Tests that look for RNA sequences from the virus itself, known as reverse transcriptase polymerase chain reaction, or RT-PCR, avoid both problems. However, RT-PCR requires delicate laboratory work. Viral gene sequences in a patient's sample must be amplified, or repeatedly copied, to levels where they can be detected, a process that normally involves multiple precise temperature changes.
"The CDC has approved, on an emergency basis, only these kinds of laboratory-based molecular tests for the Zika virus," said Liu. "Generally, lateral flow tests, which directly change the color of a test strip based on the presence of Zika antibodies, suffer from low sensitivity. And since antibodies to the Zika virus cross-react with other similar viruses prevalent in Zika-endemic areas, lateral flow tests for Zika also suffer from low specificity."
With the amplification step as the main hurdle to a portable genetic test, the Penn researchers investigated the possibility of using an alternative technique known as RT-LAMP, or reverse transcription loop-mediated isothermal amplification, which only requires the sample to be kept at a specific temperature, not cycled through multiple precise temperature changes as in RT-PCR.
As a trade-off for this simplified amplification process, RT-LAMP requires even more specialized "primers," short gene sequences that are designed to match the regions of the virus' DNA targeted by the test.
"Although Zika primers for RT-PCR have been published in the literature, RT-LAMP primers have not," Bau said. "So, using data mining, we identified highly conserved regions of the Zika virus genome that are divergent from other known pathogens. We then designed appropriate primers to recognize this sequence.

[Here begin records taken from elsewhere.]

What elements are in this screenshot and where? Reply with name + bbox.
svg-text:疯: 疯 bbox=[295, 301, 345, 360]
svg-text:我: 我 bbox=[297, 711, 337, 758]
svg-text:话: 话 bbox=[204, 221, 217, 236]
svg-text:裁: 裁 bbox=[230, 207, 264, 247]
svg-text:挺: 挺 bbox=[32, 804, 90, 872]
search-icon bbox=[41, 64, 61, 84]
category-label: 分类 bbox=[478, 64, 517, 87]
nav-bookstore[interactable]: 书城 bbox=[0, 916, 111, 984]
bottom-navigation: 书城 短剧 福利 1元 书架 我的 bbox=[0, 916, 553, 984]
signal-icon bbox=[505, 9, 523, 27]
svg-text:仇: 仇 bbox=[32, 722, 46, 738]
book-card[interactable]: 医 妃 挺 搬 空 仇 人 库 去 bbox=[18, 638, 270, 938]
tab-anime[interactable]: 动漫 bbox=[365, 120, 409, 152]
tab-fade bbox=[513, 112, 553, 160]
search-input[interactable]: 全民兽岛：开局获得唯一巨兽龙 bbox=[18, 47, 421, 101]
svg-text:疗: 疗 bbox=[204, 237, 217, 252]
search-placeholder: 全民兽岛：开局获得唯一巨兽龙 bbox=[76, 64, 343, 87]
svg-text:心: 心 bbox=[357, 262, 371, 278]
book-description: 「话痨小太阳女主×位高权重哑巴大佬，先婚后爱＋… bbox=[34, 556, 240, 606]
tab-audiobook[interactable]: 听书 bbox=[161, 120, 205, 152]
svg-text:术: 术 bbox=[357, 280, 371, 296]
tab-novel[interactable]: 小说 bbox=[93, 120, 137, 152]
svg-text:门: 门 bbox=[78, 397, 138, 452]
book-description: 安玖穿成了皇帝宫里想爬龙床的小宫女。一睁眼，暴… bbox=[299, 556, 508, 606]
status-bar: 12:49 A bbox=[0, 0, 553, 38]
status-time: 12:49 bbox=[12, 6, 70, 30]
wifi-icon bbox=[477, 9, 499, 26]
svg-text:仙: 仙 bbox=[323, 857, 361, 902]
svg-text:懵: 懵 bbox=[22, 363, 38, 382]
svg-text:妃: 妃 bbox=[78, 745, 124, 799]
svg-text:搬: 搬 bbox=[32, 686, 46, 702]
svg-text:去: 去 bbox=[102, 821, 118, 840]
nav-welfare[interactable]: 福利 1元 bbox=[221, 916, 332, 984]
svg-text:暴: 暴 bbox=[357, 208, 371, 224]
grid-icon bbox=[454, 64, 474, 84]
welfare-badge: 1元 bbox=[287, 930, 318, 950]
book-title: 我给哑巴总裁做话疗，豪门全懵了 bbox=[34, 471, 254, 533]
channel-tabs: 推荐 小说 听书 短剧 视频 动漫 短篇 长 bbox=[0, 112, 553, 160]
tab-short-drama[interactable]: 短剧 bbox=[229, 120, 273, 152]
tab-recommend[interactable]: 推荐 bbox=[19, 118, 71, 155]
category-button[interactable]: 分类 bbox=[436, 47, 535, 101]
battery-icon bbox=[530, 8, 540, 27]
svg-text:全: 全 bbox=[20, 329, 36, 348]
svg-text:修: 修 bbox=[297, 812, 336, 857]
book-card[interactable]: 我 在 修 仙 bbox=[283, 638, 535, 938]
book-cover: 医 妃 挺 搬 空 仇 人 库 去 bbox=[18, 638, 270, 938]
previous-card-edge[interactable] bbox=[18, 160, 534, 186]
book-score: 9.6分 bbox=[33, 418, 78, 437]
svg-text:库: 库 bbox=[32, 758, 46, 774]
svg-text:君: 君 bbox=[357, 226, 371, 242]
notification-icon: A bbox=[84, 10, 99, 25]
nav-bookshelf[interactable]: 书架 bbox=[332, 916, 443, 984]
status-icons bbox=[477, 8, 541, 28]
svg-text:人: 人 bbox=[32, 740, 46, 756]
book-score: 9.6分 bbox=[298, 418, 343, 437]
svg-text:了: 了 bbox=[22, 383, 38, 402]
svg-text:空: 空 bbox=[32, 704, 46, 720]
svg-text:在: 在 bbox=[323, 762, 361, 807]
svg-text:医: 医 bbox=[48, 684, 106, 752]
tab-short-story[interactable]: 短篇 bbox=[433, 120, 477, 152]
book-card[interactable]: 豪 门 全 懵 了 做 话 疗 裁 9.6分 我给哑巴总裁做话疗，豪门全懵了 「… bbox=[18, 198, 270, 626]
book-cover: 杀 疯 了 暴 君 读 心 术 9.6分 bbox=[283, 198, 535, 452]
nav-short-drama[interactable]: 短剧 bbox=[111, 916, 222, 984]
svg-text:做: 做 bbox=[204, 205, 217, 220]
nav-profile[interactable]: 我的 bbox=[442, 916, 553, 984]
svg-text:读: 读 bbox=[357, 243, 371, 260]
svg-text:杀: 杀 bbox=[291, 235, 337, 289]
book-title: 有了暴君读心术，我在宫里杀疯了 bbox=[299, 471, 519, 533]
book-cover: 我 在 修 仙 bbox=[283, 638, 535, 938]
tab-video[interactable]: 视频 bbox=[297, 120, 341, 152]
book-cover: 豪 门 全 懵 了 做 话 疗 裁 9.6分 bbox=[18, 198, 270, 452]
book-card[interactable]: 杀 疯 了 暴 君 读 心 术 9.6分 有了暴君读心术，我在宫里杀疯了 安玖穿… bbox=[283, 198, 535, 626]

"In parallel," Liu said, "we engineered a low-cost, point-of-care system that consists of a diagnostic cassette and a processor. The cassette isolates, concentrates and purifies nucleic acids and carries out enzymatic amplification. The test results are indicated by the change in the color of a dye, which can be inspected visually."
The researchers then worked on how to keep the sample at the necessary temperature without using electricity. Their solution involved a thermos bottle, a self-contained heating element that uses a chemical reaction from portable military rations and a wax-like material that absorbs excess heat by melting. A 3-D printed lid fits on top of the thermos and holds all of the test's components in place.
Once a patient's saliva sample is introduced into the cartridge, the test takes about 40 minutes to run. The researchers demonstrated its efficacy with their own saliva spiked with virus samples generated by the Cherry Lab, showing sensitivity equivalent to that of RT-PCR tests. Future work will demonstrate the test's selectivity and will also test a version that can quantify the viral load by means of a fluorescent dye and an integrated smartphone camera.
"Our work represents a proof of concept at this stage," Bau said. "Before the assay can be adapted for medical use, we must experiment with patients' samples and make assure that our assay and system match the performance of the gold standard and operate reproducibly and reliably. We are fortunate to have dedicated colleagues in endemic regions ready to assist us in this task."